In a new paper, Gavin Schmidt of the NASA Goddard Institute for Space Studies and Adam Frank from the University of Rochester ask a provocative question: Could there have been an industrial civilization on Earth millions of years ago? And if so, what evidence of it would we be able to find today?

The authors first considered what signs of industrial civilization would be expected to survive in the geological record. In our own time, these include plastics, synthetic pollutants, increased metal concentrations, and evidence of large-scale energy use, such as carbon-based fossil fuels. Taken together, they mark what some scientists call the Anthropocene era, in which humans are having a significant and measurable impact on our planet.

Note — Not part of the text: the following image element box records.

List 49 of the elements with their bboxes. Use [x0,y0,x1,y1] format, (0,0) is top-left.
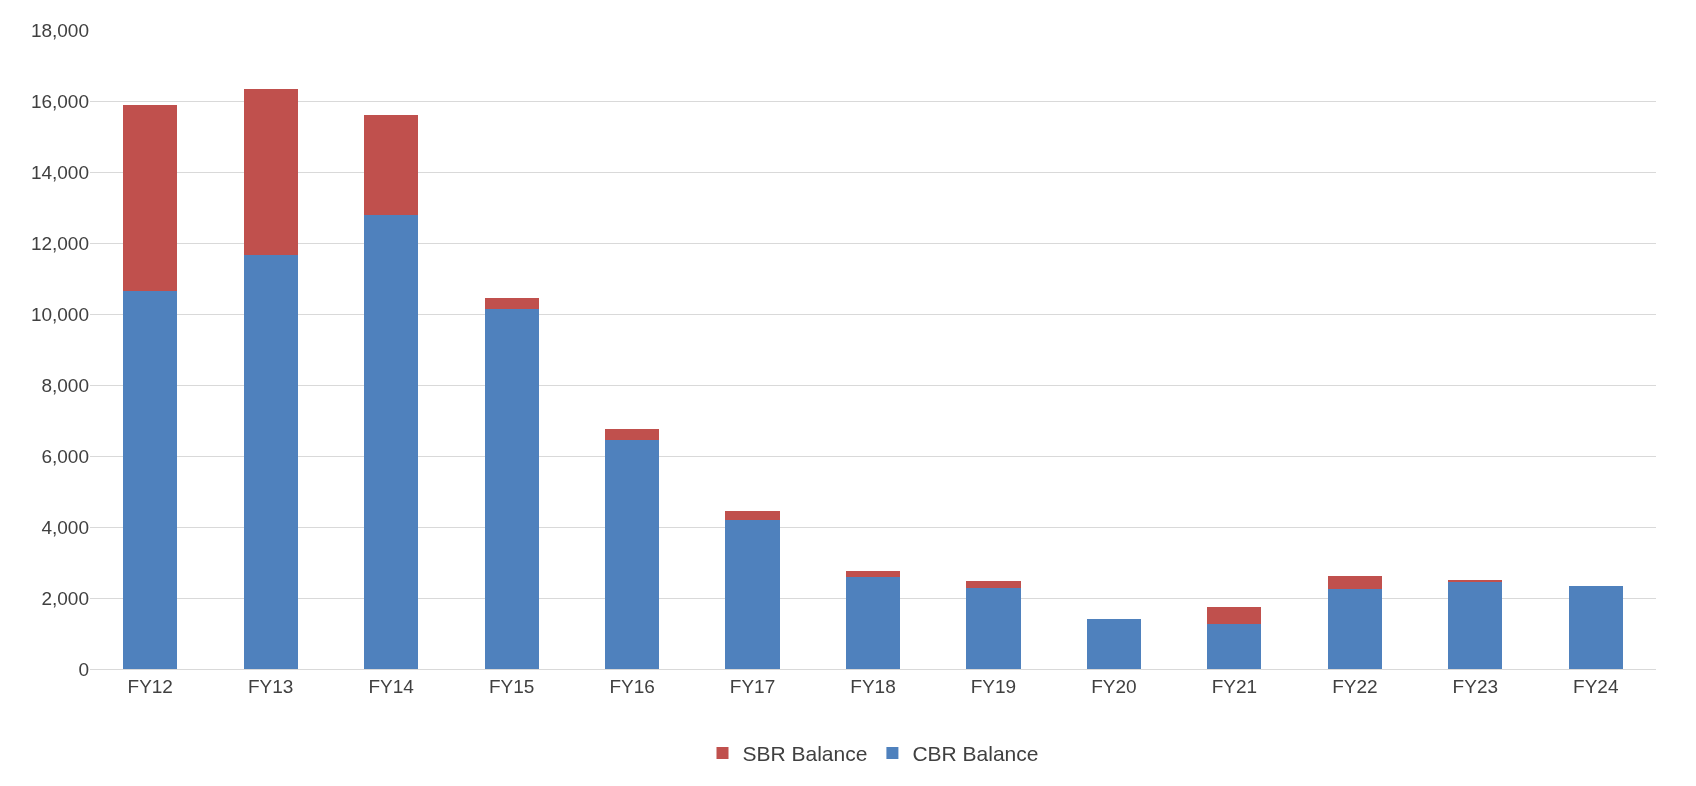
bar [123,104,178,291]
bar [1207,623,1262,669]
bar [484,298,539,309]
bar [725,510,780,520]
x-tick-label: FY23 [1452,675,1499,697]
bar [1327,588,1382,669]
y-tick-label: 2,000 [41,587,89,609]
y-tick-label: 4,000 [41,516,89,538]
bar [966,587,1021,669]
x-tick-label: FY17 [729,675,776,697]
bar [845,577,901,669]
x-tick-label: FY13 [247,675,294,697]
bar [1448,580,1503,583]
bar [966,581,1021,588]
bar [484,308,539,669]
legend-label: CBR Balance [912,742,1039,766]
legend-label: SBR Balance [742,742,868,766]
bar [725,519,780,669]
x-tick-label: FY20 [1091,675,1137,697]
bar [604,440,660,669]
x-tick-label: FY14 [368,675,415,697]
x-tick-label: FY21 [1211,675,1258,697]
bar [243,88,298,256]
bar [1207,606,1262,624]
x-tick-label: FY22 [1332,675,1378,697]
bar [364,115,419,215]
y-tick-label: 10,000 [30,303,89,325]
x-tick-label: FY16 [609,675,655,697]
bar [123,290,178,669]
bar [1568,585,1623,669]
x-tick-label: FY15 [488,675,535,697]
y-tick-label: 18,000 [30,19,89,41]
bar [364,214,419,669]
bar [1448,582,1503,669]
bar [243,255,298,669]
bar [1327,575,1382,589]
y-tick-label: 14,000 [30,161,89,183]
bar [845,570,901,578]
y-tick-label: 0 [78,658,89,680]
x-tick-label: FY19 [970,675,1017,697]
x-tick-label: FY24 [1573,675,1619,697]
bar [604,429,660,441]
y-tick-label: 12,000 [30,232,89,254]
y-tick-label: 8,000 [41,374,89,396]
x-tick-label: FY18 [850,675,896,697]
y-tick-label: 16,000 [30,90,89,112]
y-tick-label: 6,000 [41,445,89,467]
bar [1086,619,1142,669]
x-tick-label: FY12 [127,675,173,697]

The authors conclude, however, that it would be very difficult after tens of millions of years to distinguish these industrial byproducts from the natural background. Even plastic, which was previously thought to be quite resistant, can be degraded by enzymes relatively quickly. Only radiation from nuclear power plants—or from a nuclear war—would be discernible in the geological rock record after such a long time.

This thought experiment is not outlandish. In our book The Cosmic Zoo: Complex Life on Many Worlds, William Bains and I devoted a whole section to the question. Think about it: Intelligent dinosaurs such as the troodonts were around in the Cretaceous period, more than 65 million years ago. If it is confirmed that they had bird-type brains—where the neurons are much more compact than in our brains—they would have been quite smart, much smarter than we previously thought. Perhaps some of them build cities, or flew around the world, or pumped oil. Maybe a heroic dinosaur even landed on the moon. Okay, that seems unlikely, because we would have seen the artifacts by now. But even if we rule out space travel, how technologically advanced could such a civilization have become?

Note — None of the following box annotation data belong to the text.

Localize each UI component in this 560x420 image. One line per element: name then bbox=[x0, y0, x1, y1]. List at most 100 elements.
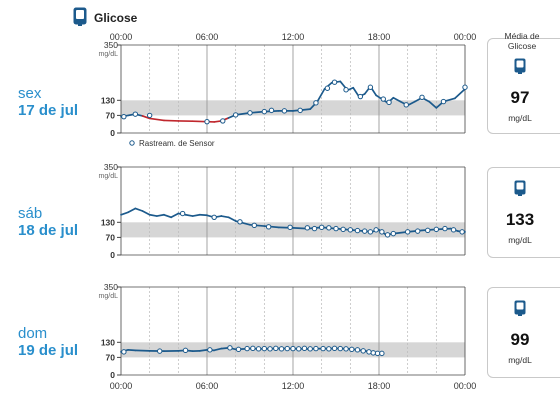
day-weekday-1: sex bbox=[18, 85, 42, 102]
sensor-scan-point bbox=[367, 229, 374, 235]
sensor-scan-point bbox=[354, 347, 361, 353]
sensor-icon bbox=[514, 300, 526, 316]
sensor-scan-point bbox=[207, 347, 213, 353]
sensor-scan-point bbox=[374, 350, 381, 357]
sensor-scan-point bbox=[360, 348, 366, 354]
glucose-line-segment bbox=[213, 347, 223, 352]
average-unit-2: mg/dL bbox=[508, 235, 532, 245]
glucose-line-segment bbox=[141, 115, 151, 120]
sensor-scan-point bbox=[354, 227, 361, 234]
sensor-icon bbox=[514, 58, 526, 74]
sensor-scan-point bbox=[313, 345, 319, 352]
y-tick-label: 0 bbox=[110, 370, 115, 380]
glucose-line-segment bbox=[120, 211, 130, 216]
sensor-scan-point bbox=[220, 118, 226, 124]
x-tick-label-top: 00:00 bbox=[454, 32, 477, 42]
sensor-scan-point bbox=[304, 225, 311, 231]
sensor-scan-point bbox=[313, 100, 319, 106]
sensor-scan-point bbox=[267, 346, 273, 352]
y-unit-label: mg/dL bbox=[99, 173, 119, 180]
sensor-scan-point bbox=[179, 210, 186, 217]
sensor-scan-point bbox=[261, 108, 268, 115]
legend-sensor-marker bbox=[129, 140, 135, 146]
y-tick-label: 130 bbox=[101, 337, 115, 347]
sensor-scan-point bbox=[331, 79, 338, 85]
sensor-scan-point bbox=[311, 225, 318, 232]
glucose-line-segment bbox=[127, 349, 137, 352]
chart-title: Glicose bbox=[94, 11, 138, 25]
sensor-scan-point bbox=[320, 345, 326, 352]
sensor-scan-point bbox=[390, 230, 397, 237]
average-value-1: 97 bbox=[510, 88, 530, 107]
sensor-scan-point bbox=[373, 227, 379, 233]
sensor-scan-point bbox=[419, 94, 425, 100]
sensor-scan-point bbox=[403, 102, 409, 108]
day-date-3: 19 de jul bbox=[18, 342, 79, 359]
sensor-scan-point bbox=[265, 224, 272, 230]
sensor-scan-point bbox=[273, 345, 279, 352]
glucose-line-segment bbox=[316, 88, 326, 103]
sensor-scan-point bbox=[268, 107, 275, 114]
glucose-line-segment bbox=[134, 207, 144, 212]
x-tick-label-top: 06:00 bbox=[196, 32, 219, 42]
sensor-scan-point bbox=[379, 229, 385, 235]
sensor-scan-point bbox=[287, 224, 293, 231]
day-weekday-3: dom bbox=[18, 325, 48, 342]
y-tick-label: 70 bbox=[106, 352, 116, 362]
average-unit-3: mg/dL bbox=[508, 355, 532, 365]
sensor-scan-point bbox=[146, 112, 153, 119]
sensor-scan-point bbox=[425, 227, 431, 234]
y-unit-label: mg/dL bbox=[99, 51, 119, 58]
x-tick-label-bottom: 18:00 bbox=[368, 381, 391, 391]
sensor-scan-point bbox=[296, 346, 302, 352]
sensor-scan-point bbox=[404, 229, 411, 235]
sensor-scan-point bbox=[182, 347, 189, 354]
sensor-scan-point bbox=[284, 345, 290, 352]
sensor-scan-point bbox=[255, 346, 262, 352]
sensor-scan-point bbox=[211, 214, 217, 220]
glucose-sensor-icon bbox=[73, 7, 87, 26]
x-tick-label-top: 12:00 bbox=[282, 32, 305, 42]
sensor-scan-point bbox=[367, 84, 374, 90]
glucose-line-segment bbox=[148, 213, 158, 217]
sensor-scan-point bbox=[440, 98, 447, 105]
sensor-scan-point bbox=[459, 229, 465, 235]
sensor-scan-point bbox=[247, 110, 253, 116]
glucose-line-segment bbox=[134, 349, 151, 352]
sensor-scan-point bbox=[343, 346, 349, 352]
glucose-line-segment bbox=[155, 213, 165, 217]
sensor-scan-point bbox=[324, 85, 331, 91]
x-tick-label-top: 00:00 bbox=[110, 32, 133, 42]
sensor-scan-point bbox=[442, 225, 448, 232]
glucose-line-segment bbox=[163, 213, 173, 219]
day-weekday-2: sáb bbox=[18, 205, 43, 222]
sensor-scan-point bbox=[278, 346, 285, 352]
sensor-scan-point bbox=[301, 345, 308, 352]
sensor-scan-point bbox=[349, 346, 355, 353]
sensor-scan-point bbox=[121, 349, 127, 355]
glucose-line-segment bbox=[191, 213, 201, 217]
average-box-1 bbox=[487, 38, 560, 134]
x-tick-label-bottom: 12:00 bbox=[282, 381, 305, 391]
sensor-scan-point bbox=[357, 93, 364, 100]
sensor-scan-point bbox=[244, 345, 250, 352]
glucose-line-segment bbox=[392, 96, 402, 103]
day-date-2: 18 de jul bbox=[18, 222, 79, 239]
sensor-scan-point bbox=[157, 348, 163, 354]
glucose-line-segment bbox=[141, 210, 151, 216]
glucose-line-segment bbox=[148, 117, 165, 122]
average-unit-1: mg/dL bbox=[508, 113, 532, 123]
sensor-scan-point bbox=[415, 228, 421, 234]
sensor-scan-point bbox=[331, 345, 338, 352]
sensor-scan-point bbox=[261, 345, 268, 352]
average-value-3: 99 bbox=[510, 330, 530, 349]
y-unit-label: mg/dL bbox=[99, 293, 119, 300]
y-tick-label: 130 bbox=[101, 217, 115, 227]
sensor-scan-point bbox=[450, 227, 457, 233]
average-value-2: 133 bbox=[505, 210, 535, 229]
y-tick-label: 350 bbox=[104, 40, 118, 50]
sensor-scan-point bbox=[386, 99, 392, 106]
y-tick-label: 70 bbox=[106, 232, 116, 242]
glucose-line-segment bbox=[428, 100, 438, 109]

That, of course, begs a deeper question. There should have been enough time for dinosaurs to become smart enough to launch spaceships. Why didn’t they? For that matter, why haven’t octopi, dolphins, and some birds, which developed intelligence long ago? Kangaroos, for example, are large, social, have manipulative hands, and are reasonably intelligent. Why did they not advance further? What is so special about us humans?

Speculating about prior civilizations is important not only for Earth, but also for other planets and moons. After all, we might find the remnants of a civilization that does not exist anymore on an exoplanet, if we can recognize the signs. The soon-to-launch TESS mission is expected to discover thousands of new exoplanets, many of which will be Earth-size and relatively close to us (within 50 light years or so). Some of those we may even be able to visit and explore in the not-too-distant future.